« Je ne suis ni son père, ni son professeur, juste un maître de stage», Alexandre Gauthier, La Grenouillère, La Madeleine-sous-Montreuil (3/3).

Dans son restaurant de La Grenouillère à La Madeleine-sous-Montreuil, Alexandre Gauthier a fait le choix de ne plus accueillir des apprentis. Au terme de notre série d’entretiens (à lire ici et ), nous lui avons demandé de nous expliquer ce choix.

ALEXANDRE GAUTHIER 3

« Je n’ai plus d’apprenti ici depuis 5 ans. Pourquoi ? Parce que je suis allé de déception en déception.

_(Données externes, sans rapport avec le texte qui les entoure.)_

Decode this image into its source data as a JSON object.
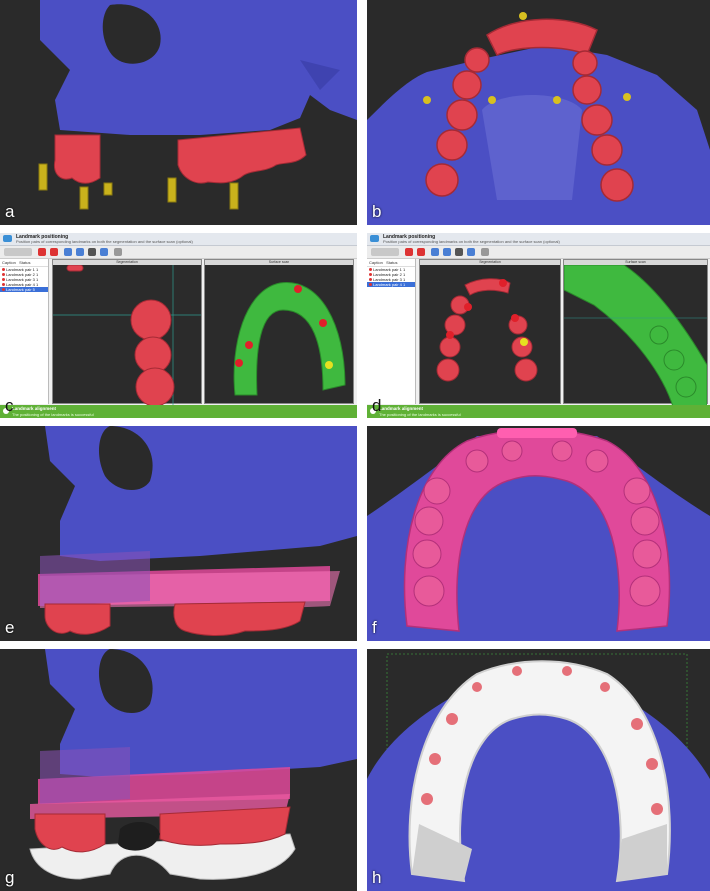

Tu as beau être le maitre d’apprentissage, si le jeune ne travaille pas en classe, tu n’as pas de temps pour l’inciter au boulot et réellement t’occuper de lui. Quand l’école te téléphone pour te dire que le jeune n’est pas à l’école ce matin, ce n’est pas à moi de le prendre en charge.
Je ne suis ni son père, ni son professeur, juste un maître de stage qui a la responsabilité de son propre restaurant. Ce n’est pas à moi de l’éduquer. Je ne veux pas et ne peux pas être le gendarme pour ces jeunes. Mon métier, c’est de faire tourner ma cuisine et mon restaurant.

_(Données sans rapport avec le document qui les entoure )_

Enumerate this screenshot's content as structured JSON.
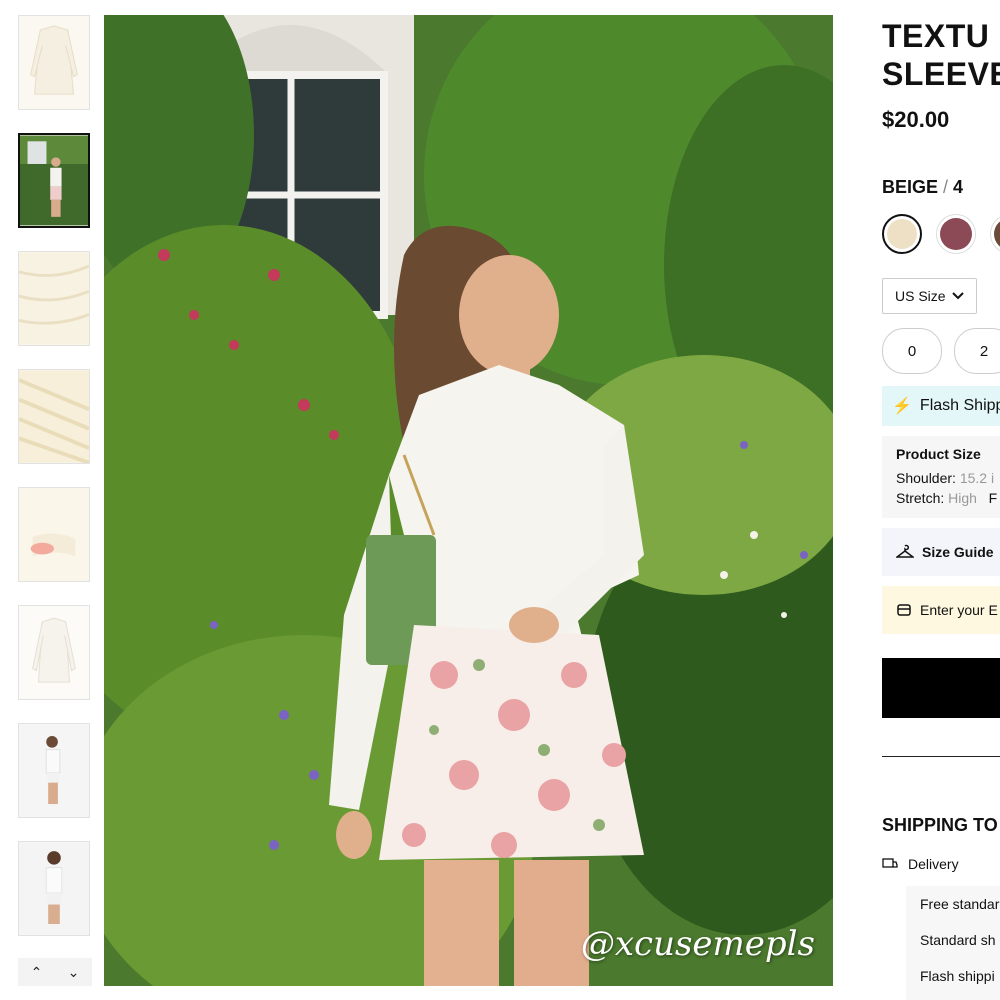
{
  "thumbnails": [
    {
      "name": "thumb-shirt-flat"
    },
    {
      "name": "thumb-model-garden"
    },
    {
      "name": "thumb-fabric-detail-1"
    },
    {
      "name": "thumb-fabric-detail-2"
    },
    {
      "name": "thumb-fabric-cuff"
    },
    {
      "name": "thumb-shirt-front"
    },
    {
      "name": "thumb-model-white-1"
    },
    {
      "name": "thumb-model-white-2"
    }
  ],
  "thumb_nav": {
    "up": "⌃",
    "down": "⌄"
  },
  "main_image": {
    "watermark": "@xcusemepls"
  },
  "product": {
    "title_line1": "TEXTU",
    "title_line2": "SLEEVE",
    "price": "$20.00",
    "color_name": "BEIGE",
    "color_sep": " / ",
    "selected_size": "4"
  },
  "swatches": [
    {
      "name": "beige",
      "color": "#ede0c4",
      "selected": true
    },
    {
      "name": "mauve",
      "color": "#8c4a57",
      "selected": false
    },
    {
      "name": "brown",
      "color": "#6b4a3a",
      "selected": false
    }
  ],
  "size_select": {
    "label": "US Size"
  },
  "sizes": [
    "0",
    "2"
  ],
  "flash": {
    "label": "Flash Shipp"
  },
  "product_size": {
    "heading": "Product Size",
    "shoulder_label": "Shoulder:",
    "shoulder_value": "15.2 i",
    "stretch_label": "Stretch:",
    "stretch_value": "High",
    "stretch_extra": "F"
  },
  "size_guide": {
    "label": "Size Guide"
  },
  "enter": {
    "label": "Enter your E"
  },
  "shipping": {
    "heading": "SHIPPING TO",
    "delivery_label": "Delivery",
    "options": [
      "Free standar",
      "Standard sh",
      "Flash shippi"
    ]
  },
  "colors": {
    "accent": "#1aa7c4",
    "flash_bg": "#e3f6f8",
    "enter_bg": "#fdf8df",
    "guide_bg": "#f4f5fb"
  }
}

J’admire le travail de Régis Marcon et de tous les cuisiniers qui s’investissent dans la formation, mais mon actualité n’est pas là. Je ne peux pas avancer avec des jeunes qui parfois trichent dans le travail, et c’est pour cela que j’ai abandonné.
J’ai une cuisine tellement ouverte sur la salle que ce n’est pas possible de faire vivre à la clientèle une quelconque pression. Sous le regard des clients, tout doit être huilé, sans aucune anicroche.
Par contre, je prends des stagiaires, vers 19 ans, qui sont certainement plus mûrs et surtout qui ont une réelle volonté d’apprendre et de travailler.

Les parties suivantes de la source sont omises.